Oh, but how do we know they’re not cheating?  In fairness, we don’t.  It’s easy to prove someone did – hey lookie here, a failed drug test from athlete L.  Much harder to prove that someone didn’t.  We have no failed tests, but we believe he cheated.  Mathematics to the rescue!

I love this stuff – as an engine fanatic (I loooove automotive engines) I learned everything I could about them, digging deeper and deeper and unearthing all sorts of mathematical models.  Imagine how pleased I was to find that similar mathematical models exist for people!  An engine can pump X amount of air in a given time frame.  Using known data, we can determine the reasonable expected performance of any given engine without having to actually measure it.  When it performs well outside our expectations then either our data presumptions are wrong or they’re cheating.  With people it’s even easier – there’s far fewer criteria.  With a small handful of exceptions, none of which are racing in the Tour de France, we’re all 2-lungs, 1 heart, air-breathing, calorie burning machines.  We vary in how much air we can breathe or how efficiently we pedal a bike (or run) or how much of our food is turned into energy at the pedal but we all function within a range, elite cyclists in a pretty narrow and specific range.  That translates to a specific output (watts) per kilogram of body mass.  That power output can be used to predict performance, particularly when climbing.  So working the math on a rider’s weight and hill-climbing performance, we can determine their power output per kilogram with pretty good accuracy.  Compare their actual output performance with the statistical norms and tah-dah!  We have a winner, or a cheater.

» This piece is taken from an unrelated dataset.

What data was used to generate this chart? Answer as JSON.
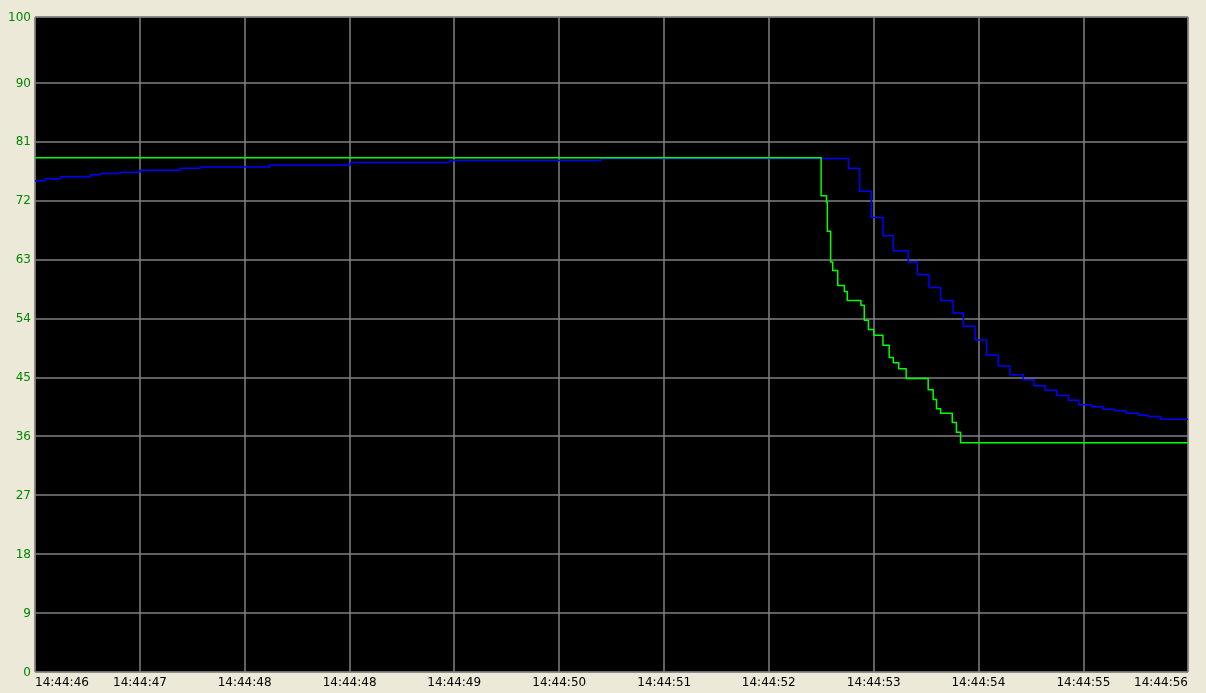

So – how do we know that Brad Wiggins and the rest of the Tour leaders aren’t cheaters?  Again, we don’t – but we can say that their performance ranks where it should.  In fact, in  the climbing stages of the 2012 race, the best times wouldn’t have got them into the top 40 just a couple of years ago.  They’re riding like elite human not superhumans and they’re winning.  Now that’s big.